Coronavirus: Schools ‘have legal duty’ to provide remote education

A new legal duty on schools to provide remote education to pupils unable to attend school due to Covid-19 has been described as a “slap in the face”.

The Department for Education (DfE) has published a temporary continuity direction under the coronavirus act 2020, which states all state-funded school age children must be provided “immediate access to remote education” should they miss school due to coronavirus.

The DfE said the direction is “to provide legal certainty for all involved in the education sector” and makes clear “schools have a legal duty to provide remote education for state-funded, school-age children unable to attend school due to coronavirus (Covid-19)”.

The direction comes into force on October 22 and “will have effect until the end of the current school year, unless it is revoked by a further direction”.

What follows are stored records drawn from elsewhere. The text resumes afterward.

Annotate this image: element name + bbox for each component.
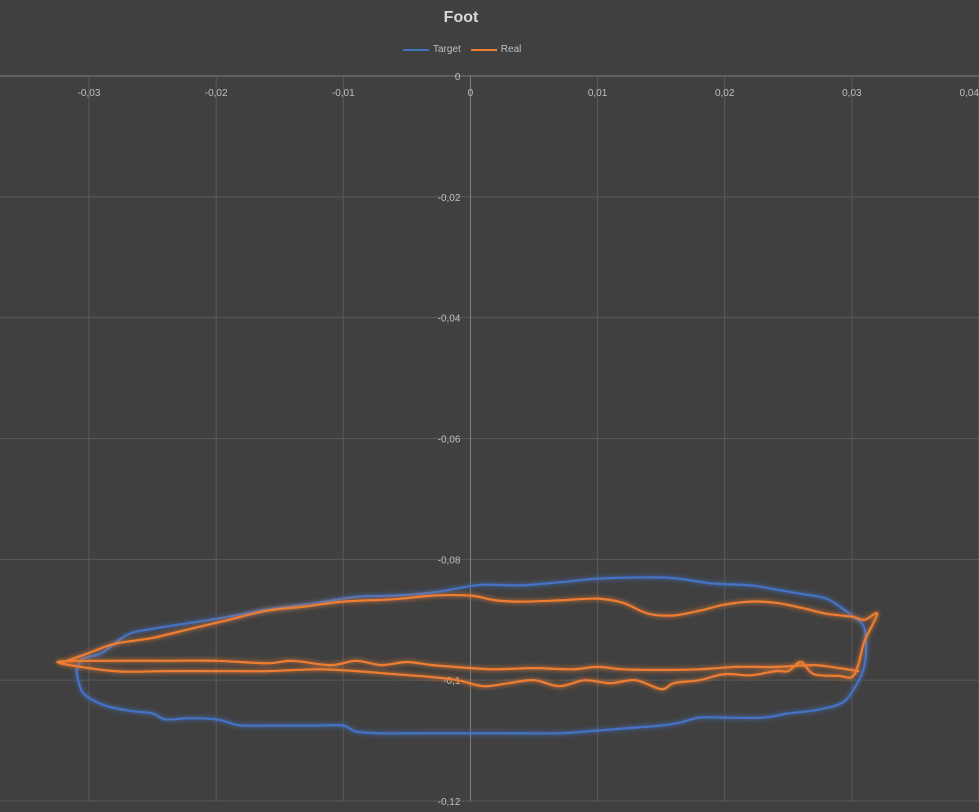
y-tick-label: -0,02 xyxy=(438,193,461,204)
legend-label-real: Real xyxy=(500,44,522,55)
x-tick-label: -0,03 xyxy=(78,88,101,99)
legend-item-target: Target xyxy=(403,44,461,55)
x-tick-label: 0 xyxy=(468,88,474,99)
series-line-real xyxy=(56,593,879,691)
y-tick-label: -0,1 xyxy=(443,676,461,687)
axes xyxy=(0,75,979,801)
legend-item-real: Real xyxy=(470,44,522,55)
legend-swatch-real xyxy=(470,48,497,51)
x-tick-label: 0,01 xyxy=(588,88,608,99)
x-tick-label: 0,03 xyxy=(842,88,862,99)
y-tick-label: -0,06 xyxy=(438,435,461,446)
x-tick-label: 0,02 xyxy=(715,88,735,99)
legend-label-target: Target xyxy=(433,44,461,55)
y-tick-label: -0,08 xyxy=(438,555,461,566)
x-tick-label: -0,02 xyxy=(205,88,228,99)
tick-labels: -0,03 -0,02 -0,01 0 0,01 0,02 0,03 0,04 0 -0,02 -0… xyxy=(78,72,979,808)
series-layer xyxy=(56,576,879,735)
x-tick-label: -0,01 xyxy=(332,88,355,99)
series-line-target xyxy=(75,576,868,735)
y-tick-label: 0 xyxy=(455,72,461,83)
legend-swatch-target xyxy=(403,48,429,51)
y-tick-label: -0,12 xyxy=(438,797,461,808)
gridlines xyxy=(0,76,979,802)
chart-title: Foot xyxy=(443,9,479,26)
y-tick-label: -0,04 xyxy=(438,314,461,325)
x-tick-label: 0,04 xyxy=(960,88,979,99)
legend: Target Real xyxy=(403,44,521,55)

Paul Whiteman,  general secretary of school leaders’ union NAHT, said: “At every step, school leaders have done what was asked of them, and then gone beyond. This will be perceived as a cynical attempt by government to look strong by acting tough.

“It will be seen as a slap-in-the-face to school leaders, destroying any good-will remaining, and is likely to live long in the memory of all education professionals.”

He added: “By reaching for legal powers the government risks sending an unequivocal message to the profession and parents that they do not trust school leaders to act in the interests of young people in this country.”

DfE guidance previously stated it “expects” schools to be able to provide the remote education.

Expectations include; setting meaningful and ambitious work each day in a number of different subjects, teaching a “planned and well-sequenced curriculum”, and gauging  how well pupils are progressing through the curriculum.

There will also be disquiet among schools who say the government has failed to provide enough help on the technology front to ensure poorer pupils have access to laptops for home working.

Schools Week revealed back in May that schools criticised the government’s £85 million scheme to give disadvantaged pupils free laptops – saying their allocations fell well short of what was needed.

While the government has announced 250,000 more laptops, they can only be ordered in certain conditions .

The new direction warns “the duty to comply with this direction by a responsible body is enforceable by the secretary of state making an application to the High Court or the county court for an injunction, and any such application may be made without notice being given to the responsible body”.

However, the DfE said taking legal action would be a “last resort” and that the department “will take a proportionate and fair approach to assessing the adequacy of remote education provision”.

And where a school raises concerns or issues itself the department’s “first priority will be to help schools with their remote education plans and provision.”

The direction applies to state schools, but not post 16 education such as further education colleges, sixth form colleges or 16-19 academies.

Responsible bodies are usually academy trusts, school governors and councils.

To help schools uphold their duty, additional funding of over £1 million will be invested in expanding the EdTech Demonstrator programme, a network of schools and colleges that provide peer-to-peer support to help teachers and support workers use technology as effectively as possible.

The programme, which currently has capacity to provide bespoke one to one support to 3,400 schools and colleges, will be expanded to support a further 1,000.
New resources will also be made available for staff including good practice guide and school-led webinars.

Education secretary Gavin Williamson said: “The best place for children and young people to learn is in the classroom, which is why we made it a national priority to get all pupils back into schools and colleges full-time, and why I have been so pleased to see millions of them returning over the past few weeks.

“We have also, as we would expect, seen small numbers of students self-isolating in line with public health advice. It’s vital these students have access to high quality and consistent remote education.